From: Anthony Liguori <anthony@codemonkey.ws>
To: Blue Swirl <blauwirbel@gmail.com>
Cc: Kevin Wolf <kwolf@redhat.com>,
Stefan Hajnoczi <stefanha@linux.vnet.ibm.com>,
qemu-devel@nongnu.org
Subject: Re: [Qemu-devel] [RFC] qed: Add QEMU Enhanced Disk format
Date: Tue, 07 Sep 2010 15:41:55 -0500 [thread overview]
Message-ID: <4C86A393.8000109@codemonkey.ws> (raw)

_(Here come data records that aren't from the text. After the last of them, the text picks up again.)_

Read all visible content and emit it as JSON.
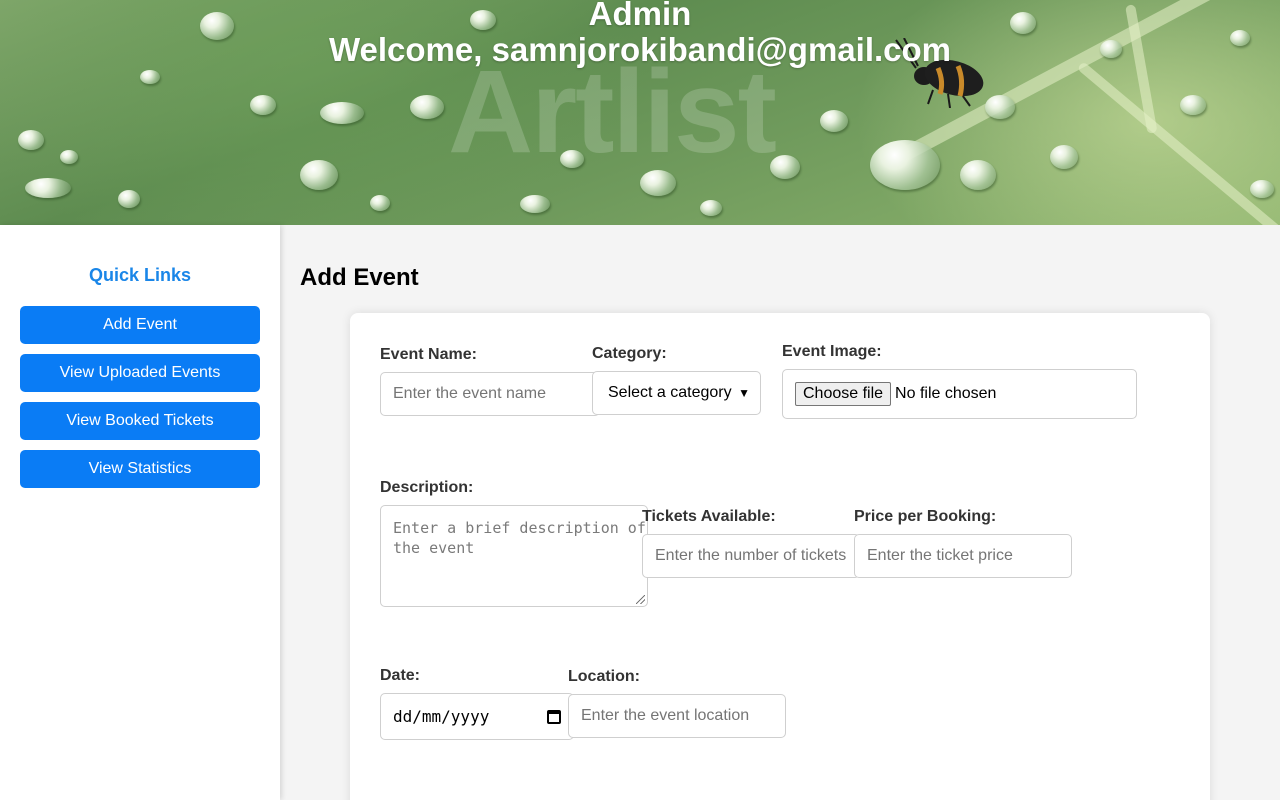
{
  "header": {
    "title": "Admin",
    "welcome": "Welcome, samnjorokibandi@gmail.com",
    "watermark": "Artlist"
  },
  "sidebar": {
    "heading": "Quick Links",
    "links": [
      {
        "label": "Add Event"
      },
      {
        "label": "View Uploaded Events"
      },
      {
        "label": "View Booked Tickets"
      },
      {
        "label": "View Statistics"
      }
    ]
  },
  "main": {
    "title": "Add Event",
    "form": {
      "event_name": {
        "label": "Event Name:",
        "placeholder": "Enter the event name"
      },
      "category": {
        "label": "Category:",
        "selected": "Select a category"
      },
      "event_image": {
        "label": "Event Image:",
        "button": "Choose file",
        "status": "No file chosen"
      },
      "description": {
        "label": "Description:",
        "placeholder": "Enter a brief description of the event"
      },
      "tickets_available": {
        "label": "Tickets Available:",
        "placeholder": "Enter the number of tickets"
      },
      "price": {
        "label": "Price per Booking:",
        "placeholder": "Enter the ticket price"
      },
      "date": {
        "label": "Date:",
        "value": "dd/mm/yyyy"
      },
      "location": {
        "label": "Location:",
        "placeholder": "Enter the event location"
      }
    }
  },
  "colors": {
    "accent": "#0a7cf5",
    "heading_accent": "#1a86e8",
    "background": "#f4f4f4"
  }
}
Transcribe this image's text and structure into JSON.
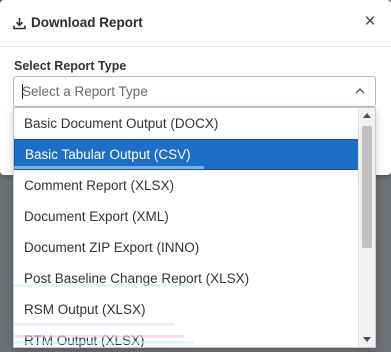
{
  "modal": {
    "title": "Download Report",
    "close_symbol": "×",
    "header_icon": "download-icon"
  },
  "form": {
    "label": "Select Report Type",
    "placeholder": "Select a Report Type",
    "value": ""
  },
  "dropdown": {
    "options": [
      {
        "label": "Basic Document Output (DOCX)",
        "highlighted": false
      },
      {
        "label": "Basic Tabular Output (CSV)",
        "highlighted": true
      },
      {
        "label": "Comment Report (XLSX)",
        "highlighted": false
      },
      {
        "label": "Document Export (XML)",
        "highlighted": false
      },
      {
        "label": "Document ZIP Export (INNO)",
        "highlighted": false
      },
      {
        "label": "Post Baseline Change Report (XLSX)",
        "highlighted": false
      },
      {
        "label": "RSM Output (XLSX)",
        "highlighted": false
      },
      {
        "label": "RTM Output (XLSX)",
        "highlighted": false
      }
    ]
  },
  "colors": {
    "highlight": "#1e6ec7",
    "overlay": "#6e7175",
    "text": "#333333"
  }
}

In-Reply-To: <AANLkTi=ZU83BYDkgT3=mEcx1HjRiH20fT3q6HFR-uS2A@mail.gmail.com>
On 09/07/2010 02:25 PM, Blue Swirl wrote:
> On Mon, Sep 6, 2010 at 10:04 AM, Stefan Hajnoczi
> <stefanha@linux.vnet.ibm.com> wrote:
>
>> QEMU Enhanced Disk format is a disk image format that forgoes features
>> found in qcow2 in favor of better levels of performance and data
>> integrity. Due to its simpler on-disk layout, it is possible to safely
>> perform metadata updates more efficiently.
>>
>> Installations, suspend-to-disk, and other allocation-heavy I/O workloads
>> will see increased performance due to fewer I/Os and syncs. Workloads
>> that do not cause new clusters to be allocated will perform similar to
>> raw images due to in-memory metadata caching.
>>
>> The format supports sparse disk images. It does not rely on the host
>> filesystem holes feature, making it a good choice for sparse disk images
>> that need to be transferred over channels where holes are not supported.
>>
>> Backing files are supported so only deltas against a base image can be
>> stored.
>>
>> The file format is extensible so that additional features can be added
>> later with graceful compatibility handling.
>>
>> Internal snapshots are not supported. This eliminates the need for
>> additional metadata to track copy-on-write clusters.
>>
> It would be nice to support external snapshots, so another file
> besides the disk images can store the snapshots. Then snapshotting
> would be available even with raw or QED disk images. This is of course
> not QED specific.
>
There's two types of snapshots that I think can cause confusion.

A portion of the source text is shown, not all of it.